An ex-coworker of mine recently informed me that the SAT will be changing format, and that the changes will be rolled out in 2016. This CNN article has some specifics:

The SAT college exam will undergo sweeping changes on what's tested, how it's scored and how students can prepare, College Board President and CEO David Coleman said Wednesday.

Standardized tests have become "far too disconnected from the work of our high schools," Coleman said at an event in Austin, Texas. They're too stressful for students, too filled with mystery and "tricks" to raise scores and aren't necessarily creating more college-ready students, he said.

The SAT to be released in spring 2016 is designed to change that, he said.

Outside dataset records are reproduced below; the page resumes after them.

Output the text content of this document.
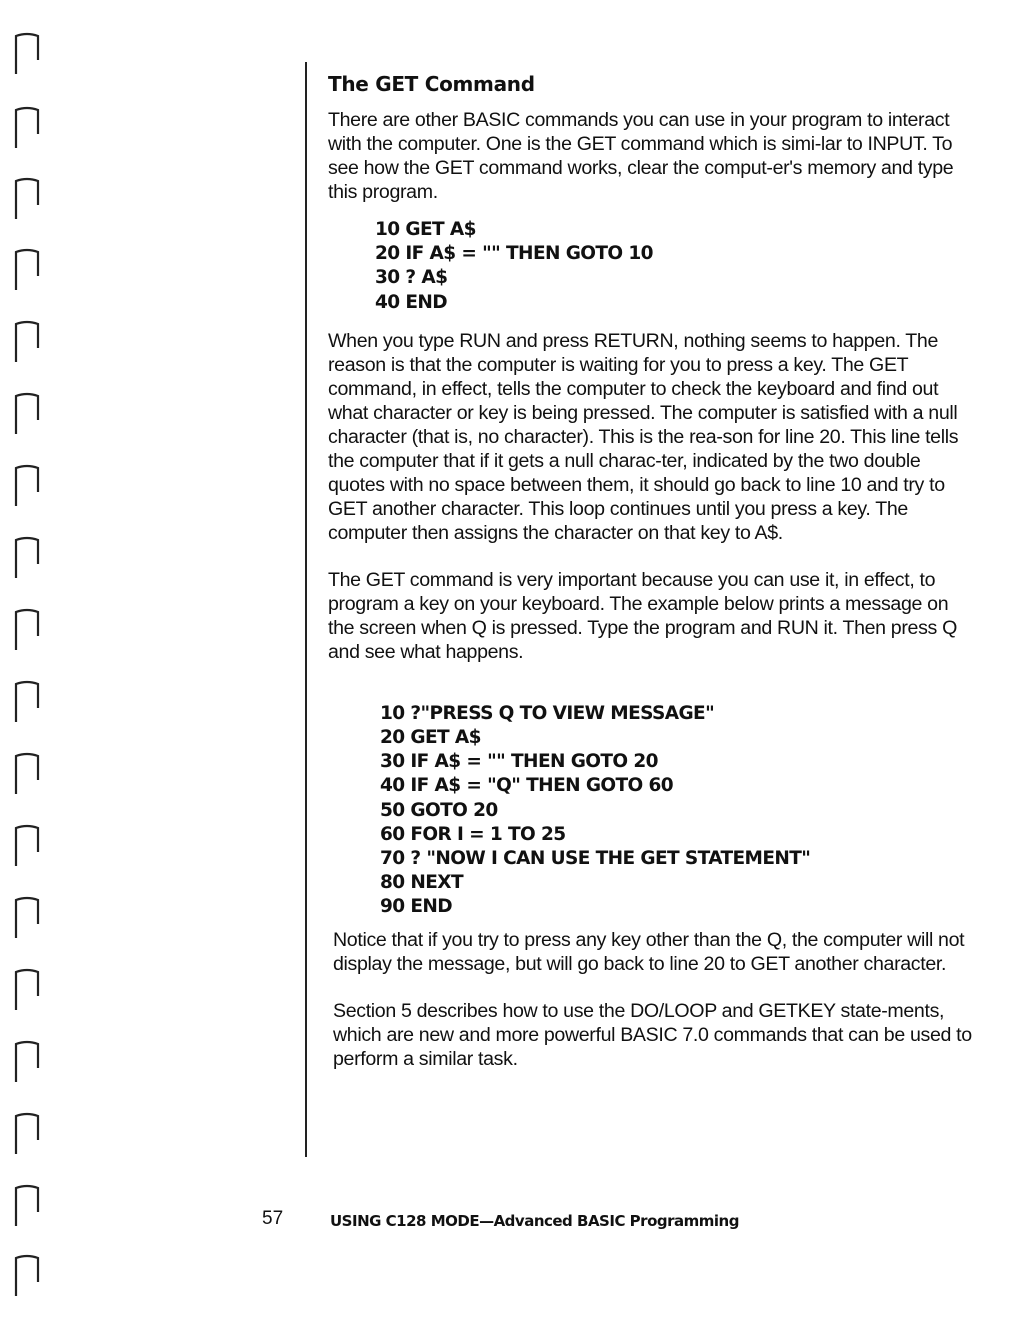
The GET Command

There are other BASIC commands you can use in your program to interact with the computer. One is the GET command which is simi-lar to INPUT. To see how the GET command works, clear the comput-er's memory and type this program.

10 GET A$
20 IF A$ = "" THEN GOTO 10
30 ? A$
40 END

When you type RUN and press RETURN, nothing seems to happen. The reason is that the computer is waiting for you to press a key. The GET command, in effect, tells the computer to check the keyboard and find out what character or key is being pressed. The computer is satisfied with a null character (that is, no character). This is the rea-son for line 20. This line tells the computer that if it gets a null charac-ter, indicated by the two double quotes with no space between them, it should go back to line 10 and try to GET another character. This loop continues until you press a key. The computer then assigns the character on that key to A$.

The GET command is very important because you can use it, in effect, to program a key on your keyboard. The example below prints a message on the screen when Q is pressed. Type the program and RUN it. Then press Q and see what happens.

10 ?"PRESS Q TO VIEW MESSAGE"
20 GET A$
30 IF A$ = "" THEN GOTO 20
40 IF A$ = "Q" THEN GOTO 60
50 GOTO 20
60 FOR I = 1 TO 25
70 ? "NOW I CAN USE THE GET STATEMENT"
80 NEXT
90 END

Notice that if you try to press any key other than the Q, the computer will not display the message, but will go back to line 20 to GET another character.

Section 5 describes how to use the DO/LOOP and GETKEY state-ments, which are new and more powerful BASIC 7.0 commands that can be used to perform a similar task.

57	USING C128 MODE—Advanced BASIC Programming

The test will include three sections -- evidence-based reading and writing, math and an optional essay -- each retooled to stop students from simply filling a bubble on the test sheet.

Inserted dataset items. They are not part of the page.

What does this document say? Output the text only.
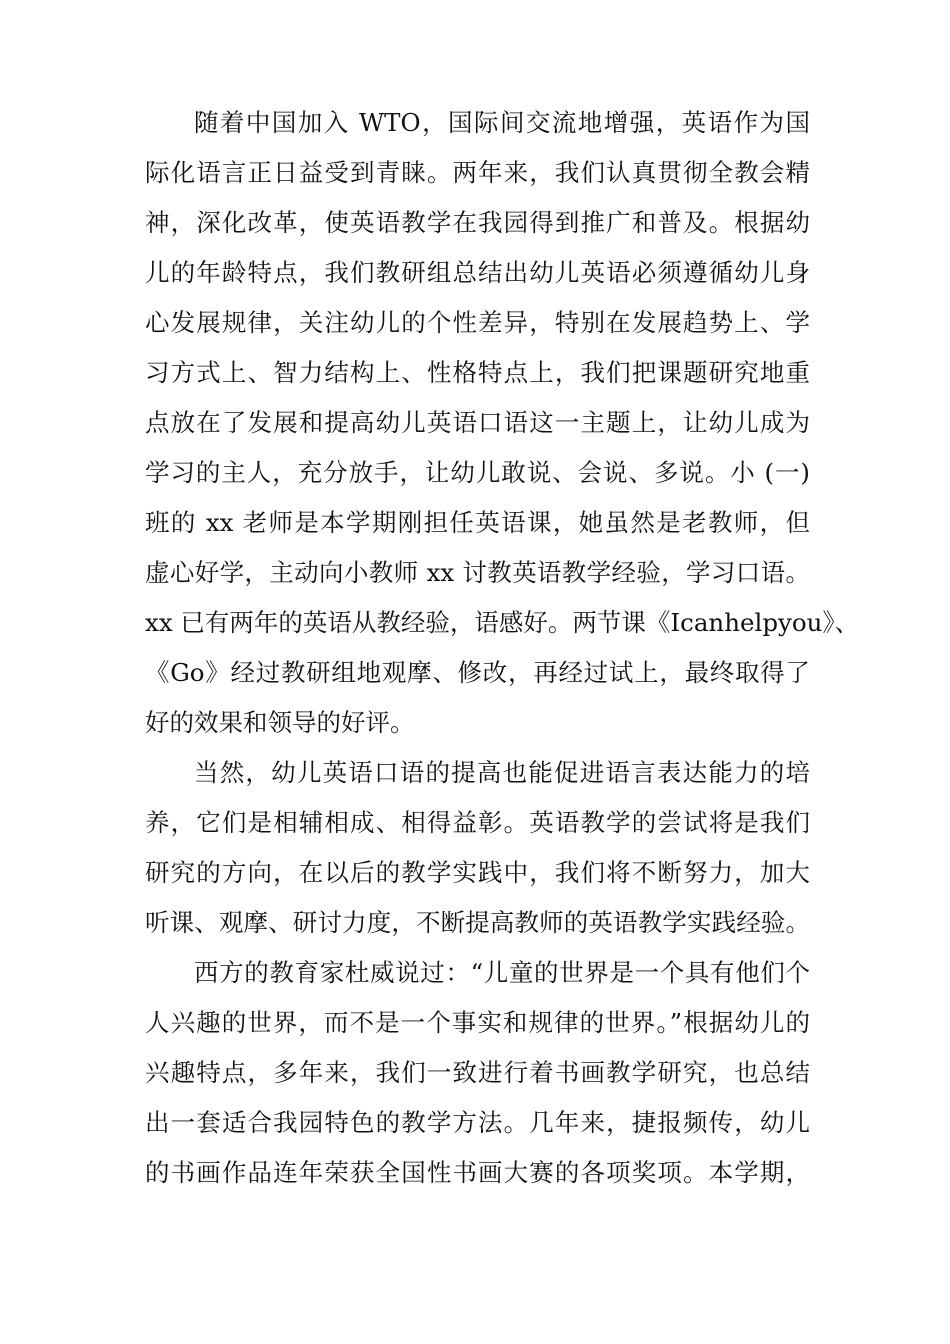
随着中国加入 WTO，国际间交流地增强，英语作为国
际化语言正日益受到青睐。两年来，我们认真贯彻全教会精
神，深化改革，使英语教学在我园得到推广和普及。根据幼
儿的年龄特点，我们教研组总结出幼儿英语必须遵循幼儿身
心发展规律，关注幼儿的个性差异，特别在发展趋势上、学
习方式上、智力结构上、性格特点上，我们把课题研究地重
点放在了发展和提高幼儿英语口语这一主题上，让幼儿成为
学习的主人，充分放手，让幼儿敢说、会说、多说。小 (一)
班的 xx 老师是本学期刚担任英语课，她虽然是老教师，但
虚心好学，主动向小教师 xx 讨教英语教学经验，学习口语。
xx 已有两年的英语从教经验，语感好。两节课《Icanhelpyou》、
《Go》经过教研组地观摩、修改，再经过试上，最终取得了
好的效果和领导的好评。
当然，幼儿英语口语的提高也能促进语言表达能力的培
养，它们是相辅相成、相得益彰。英语教学的尝试将是我们
研究的方向，在以后的教学实践中，我们将不断努力，加大
听课、观摩、研讨力度，不断提高教师的英语教学实践经验。
西方的教育家杜威说过：“儿童的世界是一个具有他们个
人兴趣的世界，而不是一个事实和规律的世界。”根据幼儿的
兴趣特点，多年来，我们一致进行着书画教学研究，也总结
出一套适合我园特色的教学方法。几年来，捷报频传，幼儿
的书画作品连年荣获全国性书画大赛的各项奖项。本学期，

"No longer will it be good enough to focus on tricks and trying to eliminate answer choices," Coleman said. "We are not interested in students just picking an answer, but justifying their answers."

The test will shift from its current score scale of 2400 back to 1600, with a separate score for the essay. No longer will test takers be penalized for choosing incorrect answers.

I have no idea what that last part is supposed to mean, but I welcome the shift back to a 1600 scale. Hooray for the old school! OK, well, that's not entirely true: I think I do have some notion of what the "not penalized for wrong answers" paradigm means. If it's like the AP Calculus test, the point of the new test will be more about methodology—a student's thinking process, etc.—than about final results. On the AP Calculus test, it was possible to arrive at the wrong answer but still receive credit for having used a solid method.

As my colleague noted, this is going to mean an overhaul of all the tutoring materials at YB, my previous place of work. I wonder whether all the YB tutors will have to take the new SAT themselves so they can know what it's like from the inside.

One observation. David Coleman's remark that standardized tests have become "far too disconnected from the work of our high schools" seems to put the cart before the horse: in my opinion, it's the work of our high schools that keeps students from rising to the standards of standardized tests. Curricula keep getting dumbed down. The best example of this problem that I can think of is grammar knowledge: the current SAT is grammar-heavy, and students who have no notion of subject-verb agreement, tense control, faulty comparisons, pronoun shift, dangling/misplaced modifiers, etc., do miserably on the Writing portion of the SAT because they've been given no explicit background in grammar.

This trend away from teaching grammar as an explicit set of rules has been going on for several decades. In the language-teaching field, we see this quite clearly: grammar charts are disappearing in favor of "contextualized" utterances and vague notions like "communicative competence." The emphasis is on dialogues and on simply getting the students to talk, whether their utterances are correct or not. The very notion of correctness, any sort of correctness, seems to be going out the window. My own feeling—going back to the old school—is that teaching explicit linguistic rules provides students with the bricks and mortar they need to construct competent utterances that convey their thoughts in a clear and rational way. This in turn has the advantage of creating disciplined minds that more coolly and carefully apprehend reality, and it counteracts the tendency, in this Internet-driven age, for young minds to become unfocused and easily distracted.

The move away from the explicit teaching of grammar has been a huge mistake, and our kids are paying for it. I wonder whether the new SAT will reflect a concurrent dumbing-down of standardized tests commensurate with the continued dumbing-down of the American educational curriculum, or whether it will remain rigorous, but in a different way from what we've seen up to now.

UPDATE: The College Board website has this to say about "no penalty for wrong answers":

NO PENALTY FOR WRONG ANSWERS

The redesigned SAT will remove the penalty for wrong answers. Students will earn points for the questions they answer correctly. This move to rights-only scoring encourages students to give the best answer they have to every problem.

Not quite what I had in mind, but OK.